Jenny didn’t care for the way he never took his eyes off Casey. She didn’t care for the way he just sat there, indistinct in the fading twilight. A childhood memory scratched elusively at the back of her mind, and then she had it: he reminded her of a stable hand she used to see during summer vacations. She remembered there’d been some problem, something the adults whispered about, some reason she hadn’t been allowed to talk to the unwashed boy. As though aware of her attention, Ernie looked over, and she caught another glimpse of those sickly, bloodshot eyes before quickly turning away.
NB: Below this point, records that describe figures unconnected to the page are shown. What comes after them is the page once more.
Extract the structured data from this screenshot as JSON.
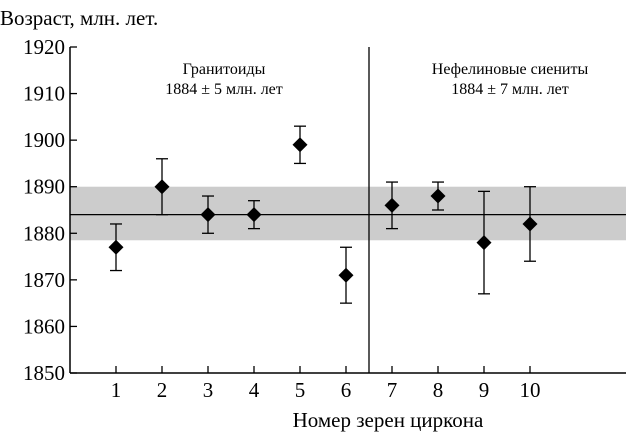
{
  "chart_data": {
    "type": "scatter",
    "title": "",
    "ylabel": "Возраст, млн. лет.",
    "xlabel": "Номер зерен циркона",
    "ylim": [
      1850,
      1920
    ],
    "y_ticks": [
      1850,
      1860,
      1870,
      1880,
      1890,
      1900,
      1910,
      1920
    ],
    "x_positions": [
      1,
      2,
      3,
      4,
      5,
      6,
      7,
      8,
      9,
      10
    ],
    "x_tick_labels": [
      "1",
      "2",
      "3",
      "4",
      "5",
      "6",
      "7",
      "8",
      "9",
      "10"
    ],
    "marker": "diamond",
    "error_bars": true,
    "reference_line": {
      "value": 1884,
      "band": [
        1878.5,
        1890
      ]
    },
    "band_color": "#cccccc",
    "groups": [
      {
        "name": "Гранитоиды",
        "annotation": "1884 ± 5 млн. лет",
        "points": [
          {
            "x": 1,
            "y": 1877,
            "ymin": 1872,
            "ymax": 1882
          },
          {
            "x": 2,
            "y": 1890,
            "ymin": 1884,
            "ymax": 1896
          },
          {
            "x": 3,
            "y": 1884,
            "ymin": 1880,
            "ymax": 1888
          },
          {
            "x": 4,
            "y": 1884,
            "ymin": 1881,
            "ymax": 1887
          },
          {
            "x": 5,
            "y": 1899,
            "ymin": 1895,
            "ymax": 1903
          },
          {
            "x": 6,
            "y": 1871,
            "ymin": 1865,
            "ymax": 1877
          }
        ]
      },
      {
        "name": "Нефелиновые сиениты",
        "annotation": "1884 ± 7 млн. лет",
        "points": [
          {
            "x": 7,
            "y": 1886,
            "ymin": 1881,
            "ymax": 1891
          },
          {
            "x": 8,
            "y": 1888,
            "ymin": 1885,
            "ymax": 1891
          },
          {
            "x": 9,
            "y": 1878,
            "ymin": 1867,
            "ymax": 1889
          },
          {
            "x": 10,
            "y": 1882,
            "ymin": 1874,
            "ymax": 1890
          }
        ]
      }
    ]
  }
}
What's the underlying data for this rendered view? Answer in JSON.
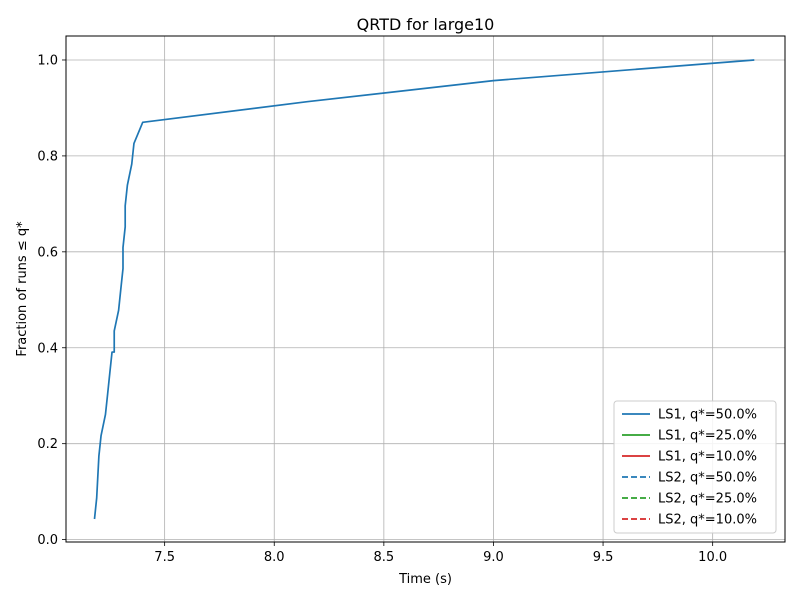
{
  "chart_data": {
    "type": "line",
    "title": "QRTD for large10",
    "xlabel": "Time (s)",
    "ylabel": "Fraction of runs ≤ q*",
    "xlim": [
      7.05,
      10.33
    ],
    "ylim": [
      -0.005,
      1.05
    ],
    "xticks": [
      7.5,
      8.0,
      8.5,
      9.0,
      9.5,
      10.0
    ],
    "xtick_labels": [
      "7.5",
      "8.0",
      "8.5",
      "9.0",
      "9.5",
      "10.0"
    ],
    "yticks": [
      0.0,
      0.2,
      0.4,
      0.6,
      0.8,
      1.0
    ],
    "ytick_labels": [
      "0.0",
      "0.2",
      "0.4",
      "0.6",
      "0.8",
      "1.0"
    ],
    "grid": true,
    "legend_position": "bottom-right",
    "series": [
      {
        "name": "LS1, q*=50.0%",
        "color": "#1f77b4",
        "dash": "solid",
        "x": [
          7.18,
          7.19,
          7.2,
          7.21,
          7.23,
          7.24,
          7.25,
          7.26,
          7.27,
          7.27,
          7.29,
          7.3,
          7.31,
          7.31,
          7.32,
          7.32,
          7.33,
          7.35,
          7.36,
          7.4,
          8.15,
          9.0,
          10.19
        ],
        "y": [
          0.043,
          0.087,
          0.174,
          0.217,
          0.261,
          0.304,
          0.348,
          0.391,
          0.391,
          0.435,
          0.478,
          0.522,
          0.565,
          0.609,
          0.652,
          0.696,
          0.739,
          0.783,
          0.826,
          0.87,
          0.913,
          0.957,
          1.0
        ]
      },
      {
        "name": "LS1, q*=25.0%",
        "color": "#2ca02c",
        "dash": "solid",
        "x": [],
        "y": []
      },
      {
        "name": "LS1, q*=10.0%",
        "color": "#d62728",
        "dash": "solid",
        "x": [],
        "y": []
      },
      {
        "name": "LS2, q*=50.0%",
        "color": "#1f77b4",
        "dash": "dashed",
        "x": [],
        "y": []
      },
      {
        "name": "LS2, q*=25.0%",
        "color": "#2ca02c",
        "dash": "dashed",
        "x": [],
        "y": []
      },
      {
        "name": "LS2, q*=10.0%",
        "color": "#d62728",
        "dash": "dashed",
        "x": [],
        "y": []
      }
    ]
  }
}
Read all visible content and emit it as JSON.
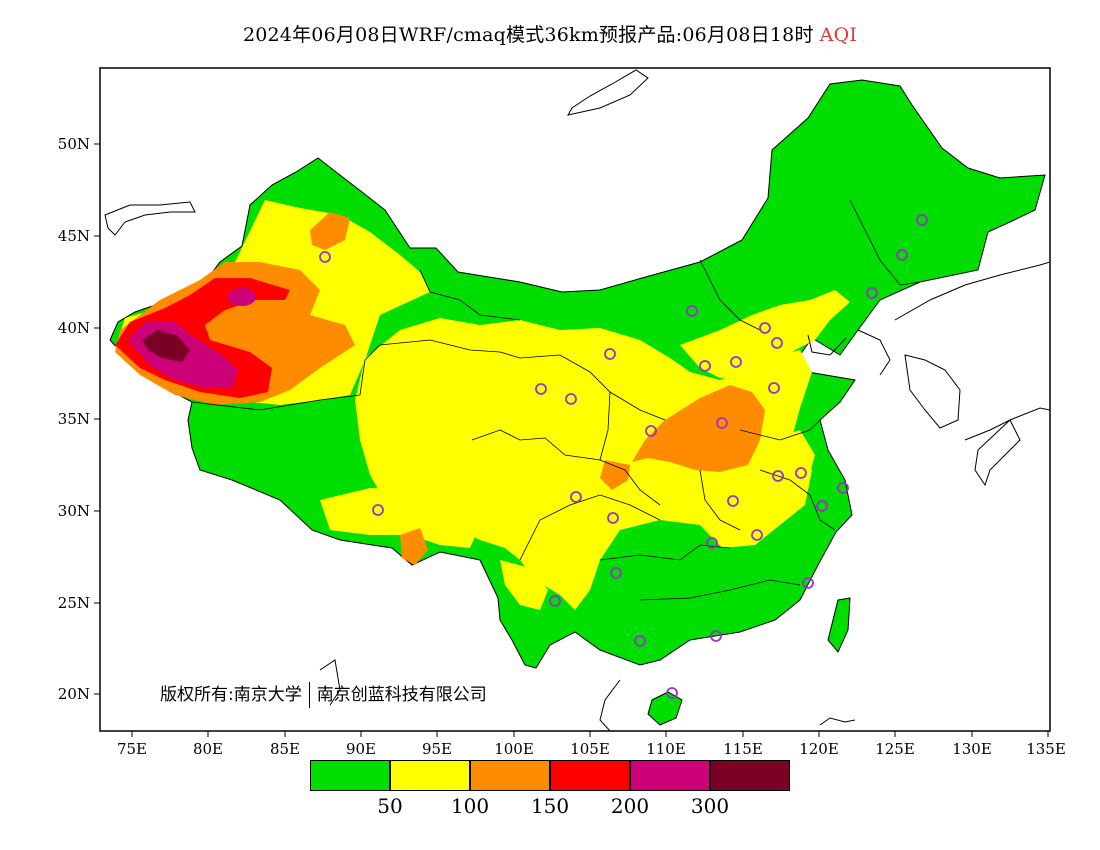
{
  "title": {
    "text": "2024年06月08日WRF/cmaq模式36km预报产品:06月08日18时",
    "variable": "AQI"
  },
  "axes": {
    "lon_labels": [
      "75E",
      "80E",
      "85E",
      "90E",
      "95E",
      "100E",
      "105E",
      "110E",
      "115E",
      "120E",
      "125E",
      "130E",
      "135E"
    ],
    "lat_labels": [
      "50N",
      "45N",
      "40N",
      "35N",
      "30N",
      "25N",
      "20N"
    ]
  },
  "copyright": {
    "left": "版权所有:南京大学",
    "right": "南京创蓝科技有限公司"
  },
  "legend": {
    "thresholds": [
      "50",
      "100",
      "150",
      "200",
      "300"
    ],
    "colors": [
      "#00dd00",
      "#ffff00",
      "#ff8c00",
      "#ff0000",
      "#cc0077",
      "#7a0026"
    ]
  },
  "map_colors": {
    "good": "#00dd00",
    "moderate": "#ffff00",
    "sensitive": "#ff8c00",
    "unhealthy": "#ff0000",
    "very_unhealthy": "#cc0077",
    "hazardous": "#7a0026",
    "station_marker": "#9933cc"
  }
}
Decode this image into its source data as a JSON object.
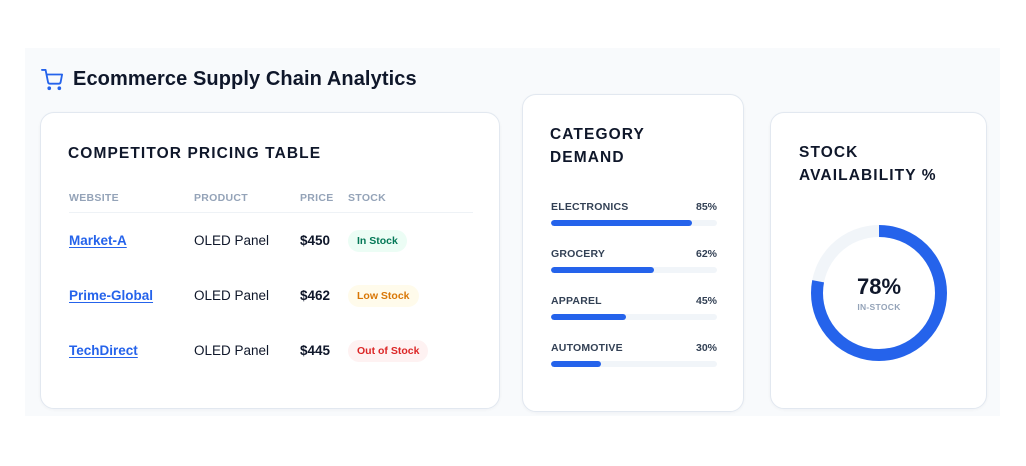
{
  "header": {
    "icon": "shopping-cart-icon",
    "title": "Ecommerce Supply Chain Analytics"
  },
  "pricing": {
    "title": "Competitor Pricing Table",
    "columns": [
      "Website",
      "Product",
      "Price",
      "Stock"
    ],
    "rows": [
      {
        "website": "Market-A",
        "product": "OLED Panel",
        "price": "$450",
        "stock": "In Stock",
        "status": "in"
      },
      {
        "website": "Prime-Global",
        "product": "OLED Panel",
        "price": "$462",
        "stock": "Low Stock",
        "status": "low"
      },
      {
        "website": "TechDirect",
        "product": "OLED Panel",
        "price": "$445",
        "stock": "Out of Stock",
        "status": "out"
      }
    ]
  },
  "demand": {
    "title": "Category Demand",
    "items": [
      {
        "label": "ELECTRONICS",
        "value_text": "85%",
        "percent": 85
      },
      {
        "label": "GROCERY",
        "value_text": "62%",
        "percent": 62
      },
      {
        "label": "APPAREL",
        "value_text": "45%",
        "percent": 45
      },
      {
        "label": "AUTOMOTIVE",
        "value_text": "30%",
        "percent": 30
      }
    ]
  },
  "stock": {
    "title": "Stock Availability %",
    "value_text": "78%",
    "percent": 78,
    "sublabel": "IN-STOCK"
  },
  "colors": {
    "accent": "#2563eb",
    "track": "#f1f5f9",
    "in_stock": "#047857",
    "low_stock": "#d97706",
    "out_of_stock": "#dc2626"
  }
}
“Somebody gather some wood,” Casey called to the group. “You ever…Ernie?” He sat on a log and mopped sweat from his forehead. “You ever catch any fish in that stream?”
After their swim, they’d hiked another hour before making camp, partly pressed on by Casey’s timetable, mostly in hopes of shaking their new acquaintance.
Ernie choked on phlegm, spat thickly. “Can’t eat the fish.” Raising his shoulder, he wiped his mouth on the shirt.
“Why’s that?”
“Full of worms.”
Jenny grimaced. Almost the first thing he’d said to them was that someone had recently drowned in a canoe accident right about where they’d been swimming.
“There must still be wet ground nearby,” said Casey, waving at insects, “a pond or something.”
Ernie nodded.
“Maybe we ought to move.”
“But it’s almost dark,” Jenny objected. “Besides, I’m awfully tired.” She immediately regretted her words—if they moved they might finally get rid of Ernie, who presumably was only hanging around in hopes of being fed. After all, he wouldn’t even speak to anyone but Casey, and then only to exchange boring wilderness lore.
“Could somebody help me?” called Sandy, gathering firewood in the scrub. “Alan? Jenny, are you doing anything?” she asked in loud, sugary tones. “Shit!” The log in her hand had released a cloud of flying insects.